Algo que llamó mucho la atención a sus contemporáneos fue la gran tolerancia y respeto que mostraban hacía los “infieles” musulmanes y los “heréticos” judíos, a quiénes permitían participar en varias actividades dentro de sus fortalezas y a quienes protegían como a cualquier ciudadano cristiano. Incluso existen testimonios de que dejaban a los musulmanes rezar en la mezquita de Al-Aqsa, que era la sede de su organización.
Pero a pesar de su fiereza y genio militar, ni siquiera los templarios pudieron contener las fuerzas musulmanas del sultán Saladino, de Egipto, quien en la tercera cruzada expulsó a las fuerzas cristianas y tomó la ciudad de Jerusalén. En esta cruzada participaron reyes como Felipe II Augusto, de Francia; Federico I Barbarroja, del imperio germánico; y Ricardo Corazón de León, de Britania. Éste último, en su regreso a Inglaterra fue escoltado por un servicio de Caballeros Templarios, con quienes había hecho amistad, pero a mitad del camino despidió a sus protectores, muriendo a causa de una flecha de camino a casa.
Después de la cuarta y quinta cruzada, que fueron un fracaso, las abatidas fuerzas de la cristiandad se retiraron ante las fuerzas superiores de los sarracenos. Posteriormente, con el rey Federico II Hohenstaufen, se recuperaría la tierra de Jerusalén mediante acuerdos diplomáticos. Pero poco tiempo después, los soldados musulmanes retomaron la ciudad de manera definitiva. Los Templarios se retiraron a Acre y acordaron con el sultán un pacto de neutralidad en la ciudad, de manera que los cristianos pudieran asistir a ese lugar sagrado sin problemas.
Jacques DeMolay, 23º. Gran Maestro de la Orden organizó varias expediciones a Tierra Santa, logrando entrar a Jerusalén y venciendo las fuerzas del Sultán de Egipto, Malej Nacer, derrotándolo definitivamente en la ciudad de Emesa en 1299. En 1300 organizó otra incursión hacía Alejandría y estuvo a punto de recuperar la ciudad de Torsota para la cristiandad, de manos de los sirios.
Pero para el infortunio de las fuerzas cristianas en general, los sarracenos ganaron terreno y rápidamente las ciudades que los Templarios habían ganado, les fueron arrebatadas. Esto sucedió ya que solamente los Templarios y los Hospitalarios se encargaron de defender las ciudades, desprovistos de apoyo de otros reinados de la cristiandad.

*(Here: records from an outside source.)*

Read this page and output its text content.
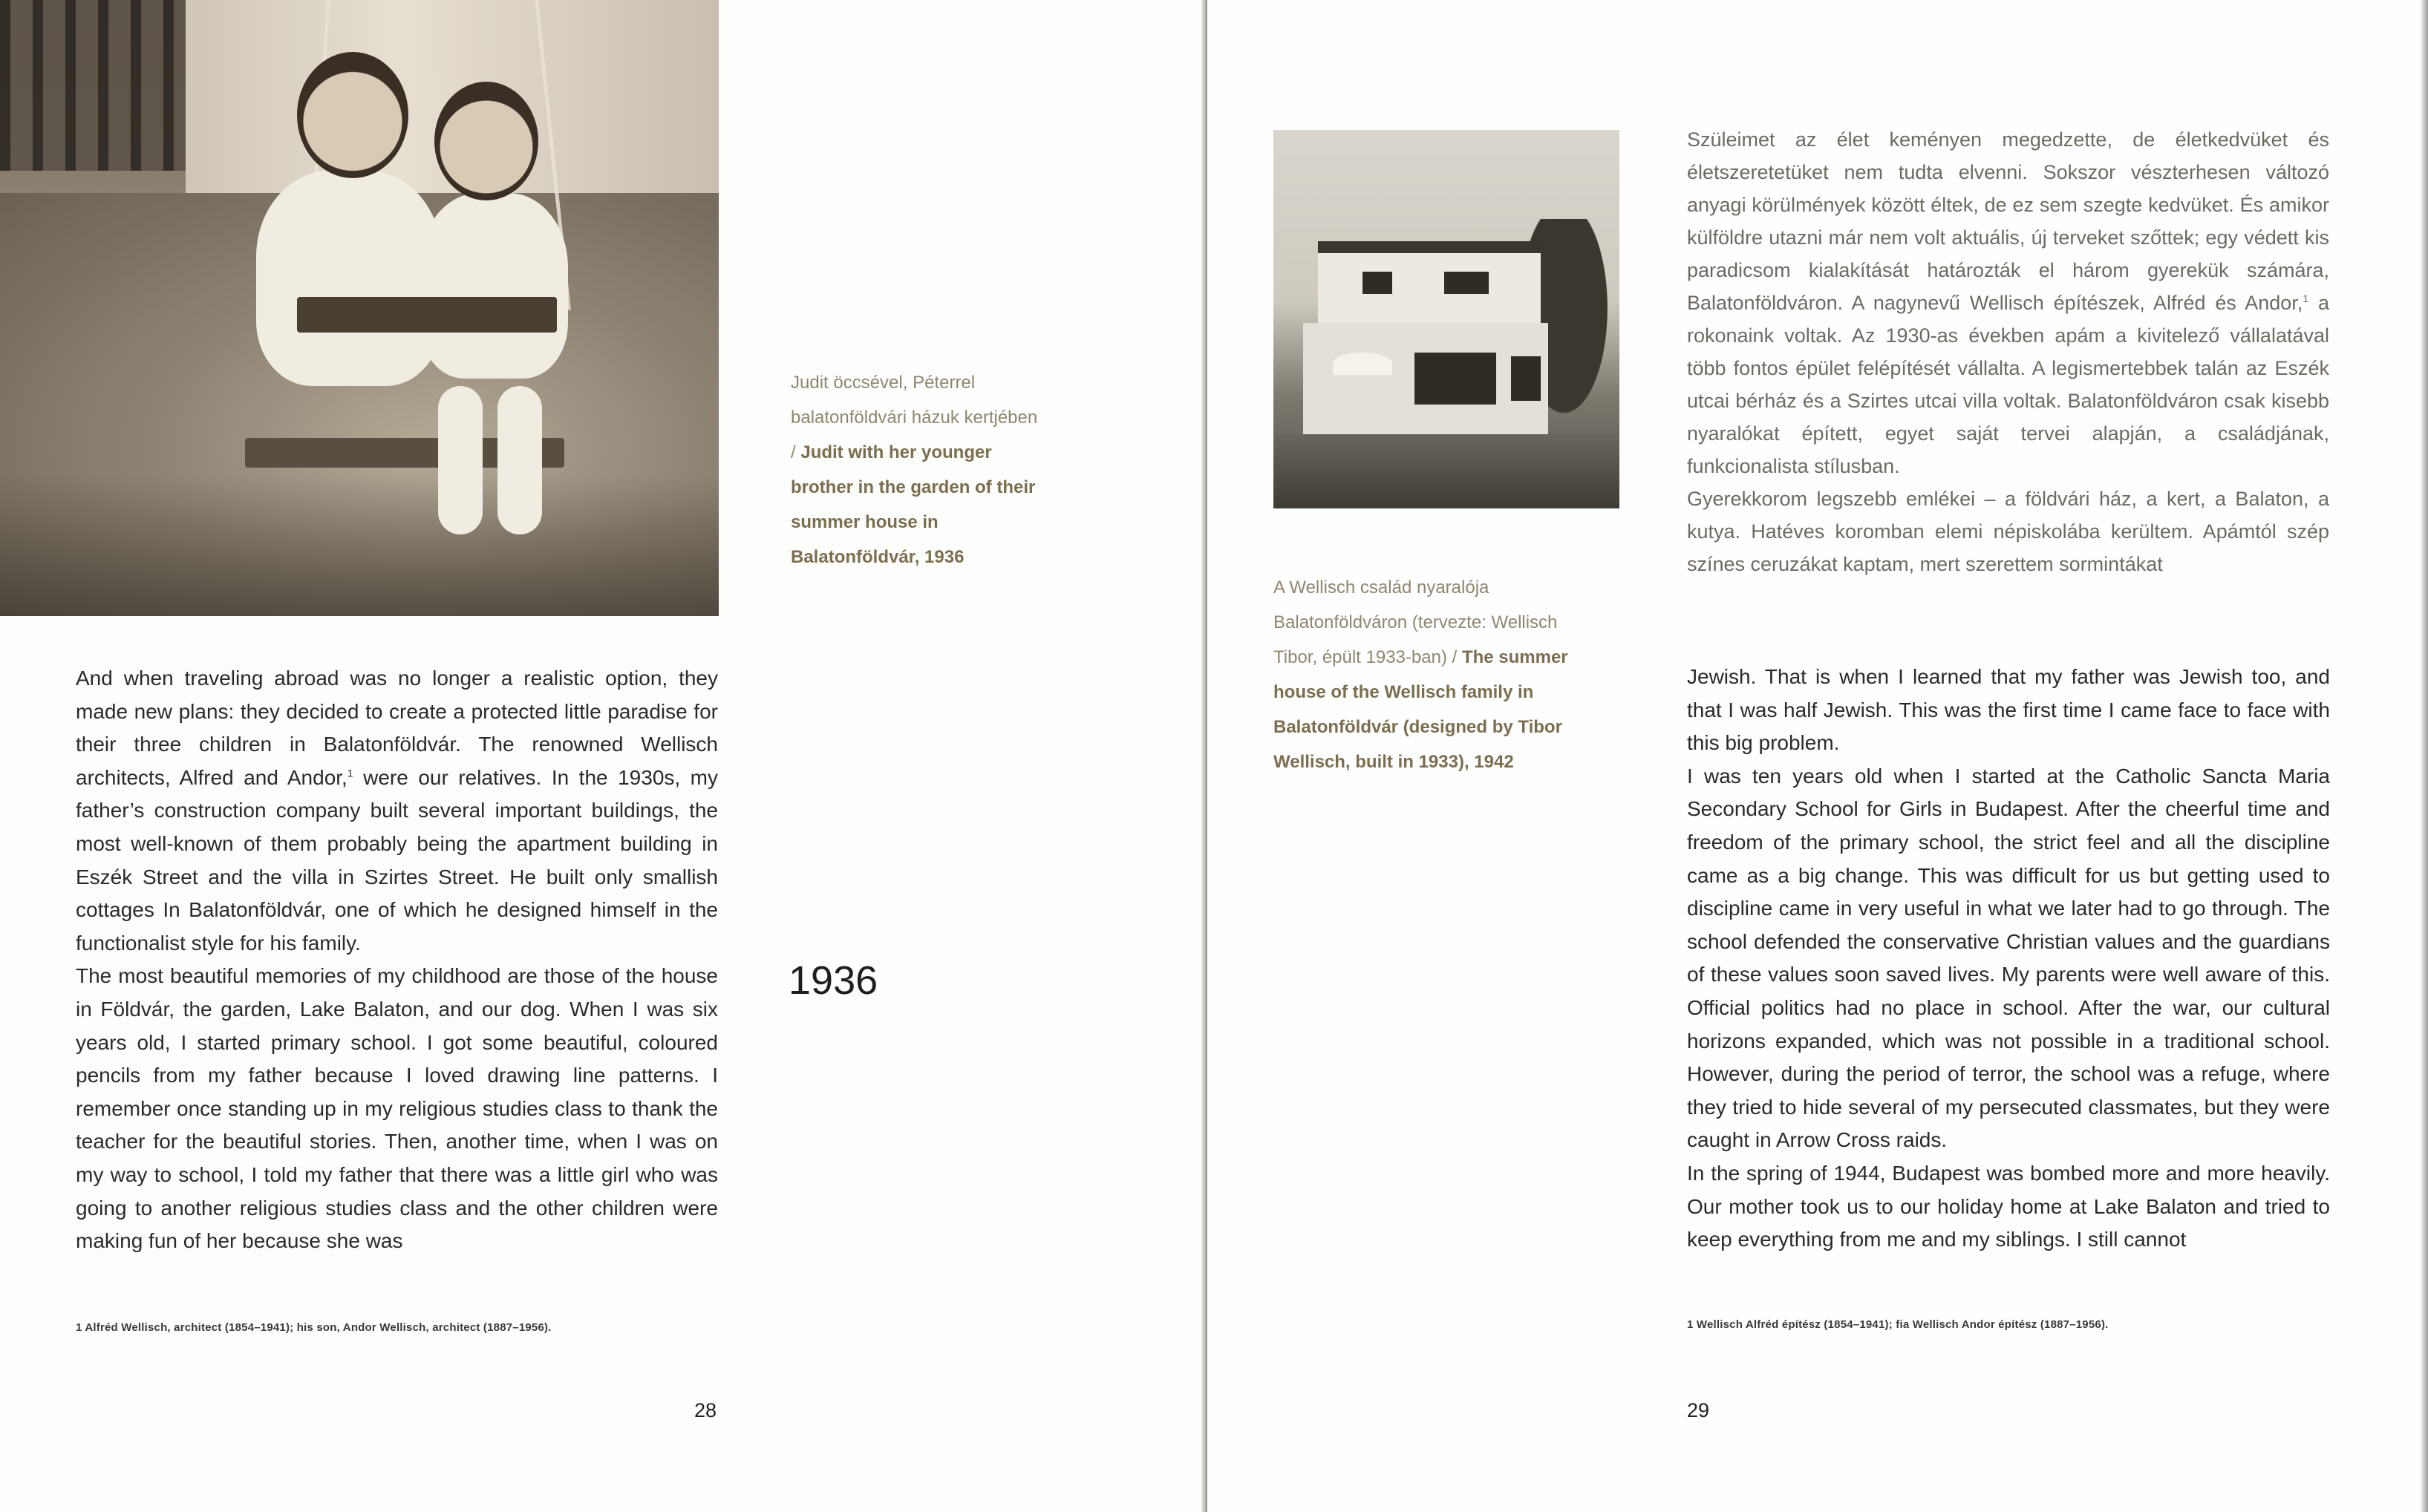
Judit öccsével, Péterrel balatonföldvári házuk kertjében / Judit with her younger brother in the garden of their summer house in Balatonföldvár, 1936
1936

And when traveling abroad was no longer a realistic option, they made new plans: they decided to create a protected little paradise for their three children in Balatonföldvár. The renowned Wellisch architects, Alfred and Andor,$^1$ were our relatives. In the 1930s, my father’s construction company built several important buildings, the most well-known of them probably being the apartment building in Eszék Street and the villa in Szirtes Street. He built only smallish cottages In Balatonföldvár, one of which he designed himself in the functionalist style for his family.

The most beautiful memories of my childhood are those of the house in Földvár, the garden, Lake Balaton, and our dog. When I was six years old, I started primary school. I got some beautiful, coloured pencils from my father because I loved drawing line patterns. I remember once standing up in my religious studies class to thank the teacher for the beautiful stories. Then, another time, when I was on my way to school, I told my father that there was a little girl who was going to another religious studies class and the other children were making fun of her because she was

1 Alfréd Wellisch, architect (1854–1941); his son, Andor Wellisch, architect (1887–1956).
28
A Wellisch család nyaralója Balatonföldváron (tervezte: Wellisch Tibor, épült 1933-ban) / The summer house of the Wellisch family in Balatonföldvár (designed by Tibor Wellisch, built in 1933), 1942

Szüleimet az élet keményen megedzette, de életkedvüket és életszeretetüket nem tudta elvenni. Sokszor vészterhesen változó anyagi körülmények között éltek, de ez sem szegte kedvüket. És amikor külföldre utazni már nem volt aktuális, új terveket szőttek; egy védett kis paradicsom kialakítását határozták el három gyerekük számára, Balatonföldváron. A nagynevű Wellisch építészek, Alfréd és Andor,$^1$ a rokonaink voltak. Az 1930-as években apám a kivitelező vállalatával több fontos épület felépítését vállalta. A legismertebbek talán az Eszék utcai bérház és a Szirtes utcai villa voltak. Balatonföldváron csak kisebb nyaralókat épített, egyet saját tervei alapján, a családjának, funkcionalista stílusban.

Gyerekkorom legszebb emlékei – a földvári ház, a kert, a Balaton, a kutya. Hatéves koromban elemi népiskolába kerültem. Apámtól szép színes ceruzákat kaptam, mert szerettem sormintákat

Jewish. That is when I learned that my father was Jewish too, and that I was half Jewish. This was the first time I came face to face with this big problem.

I was ten years old when I started at the Catholic Sancta Maria Secondary School for Girls in Budapest. After the cheerful time and freedom of the primary school, the strict feel and all the discipline came as a big change. This was difficult for us but getting used to discipline came in very useful in what we later had to go through. The school defended the conservative Christian values and the guardians of these values soon saved lives. My parents were well aware of this. Official politics had no place in school. After the war, our cultural horizons expanded, which was not possible in a traditional school. However, during the period of terror, the school was a refuge, where they tried to hide several of my persecuted classmates, but they were caught in Arrow Cross raids.

In the spring of 1944, Budapest was bombed more and more heavily. Our mother took us to our holiday home at Lake Balaton and tried to keep everything from me and my siblings. I still cannot

1 Wellisch Alfréd építész (1854–1941); fia Wellisch Andor építész (1887–1956).
29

La Orden de los Pobres Caballeros de Cristo tuvo la necesidad de reorganizarse. El Gran Maestro viajó a la ciudad de Chipre para realizar una serie de acciones con los Caballeros que estaban a su mando. Fue entonces que recibió el llamado del papa Clemente V que lo convocaba a él y a sus más altos mandos a viajar a París, Francia, para atender algunos asuntos.
El rey Felipe IV, “El Hermoso”, de Francia, tenía bastantes deudas con la Orden del Temple, encontrándose prácticamente en una crisis económica. Él había solicitado admisión en la prestigiosa Organización, recibiendo una negativa las dos veces que había pedido permiso de entrar, ya que según las reglas que tenían, ningún rey o señor podía alcanzar altos puestos que pudieran hacer de los templarios un ejército personal y de un solo reino. Esto le parecía al monarca, infame, y sumado a las deudas y la gran ambición que tenía, decidió hacerse con la gran riqueza de la Orden. Fraguó un plan junto con su consejero, Guillermo de Nogaret, para eliminar a sus deudores y obtener sus bienes.

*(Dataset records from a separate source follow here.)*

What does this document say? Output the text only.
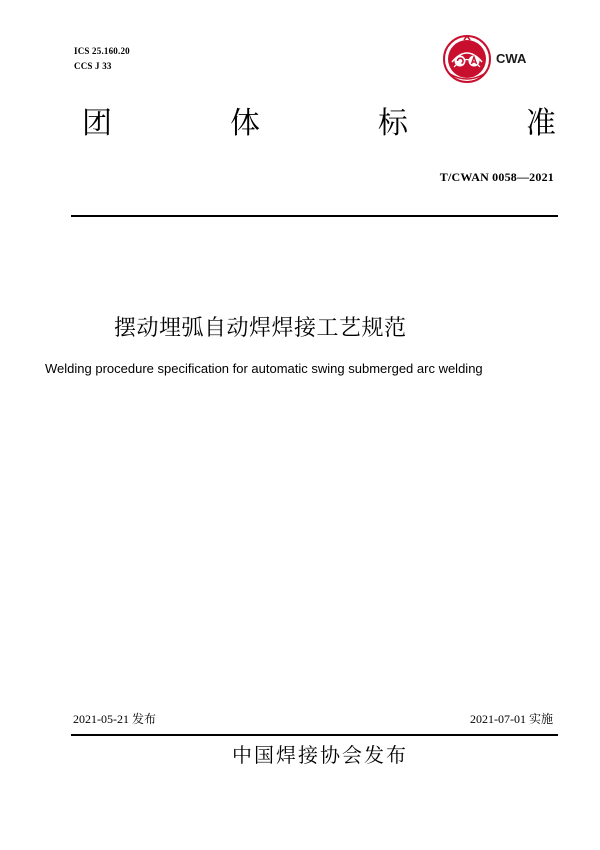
ICS 25.160.20
CCS J 33	CWA
团	体	标	准
T/CWAN 0058—2021
摆动埋弧自动焊焊接工艺规范
Welding procedure specification for automatic swing submerged arc welding
2021-05-21 发布	2021-07-01 实施
中国焊接协会发布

Ya con anterioridad, el papado había caído ante los poderes del monarca francés. Bonifacio VIII fue víctima de un atentado contra su vida por parte del rey en 1303, ya que se negaba a que la Iglesia en Francia pagara tributo sin su consentimiento. Muriendo un mes después del incidente y tras excomulgar a Felipe y sus aliados, el papado lo asumió Benedicto XI, quien abolió la orden de excomunión para el rey francés, pero no para sus aliados. Para este entonces, la residencia oficial del papa se ubicaba en Avignon donde Francia podía vigilarlo de cerca.
El papa Benedicto XI murió víctima de envenenamiento por orden de Guillermo de Nogaret, consejero de Felipe IV, pero el monarca ya tenía listo al sucesor a la silla de San Pedro: Bertrand de Got; un amigo cercano suyo, quien tomó el nombre de Clemente V. Éste no era más que un títere del rey y una pieza clave en el exterminio del Temple, ya que Felipe IV lo convenció de las ventajas de destruir a la Orden para hacerse con las riquezas y poder que tenía, desafiando incluso, el poder del papado.
El viernes 13 de octubre de 1307, se dio la orden de aprehensión para los Caballeros Templarios, se ejecutó en la noche. El Gran Maestro fue llevado en bata de dormir a las cámaras de tortura de la Inquisición junto con todos los compañeros que atraparon sin oponer resistencia a los soldados, tanto del monarca francés como de la Inquisición, cosa que resulta extraña, pues los templarios eran conocidos por ser guerreros muy capaces y su rendición fue casi inmediata.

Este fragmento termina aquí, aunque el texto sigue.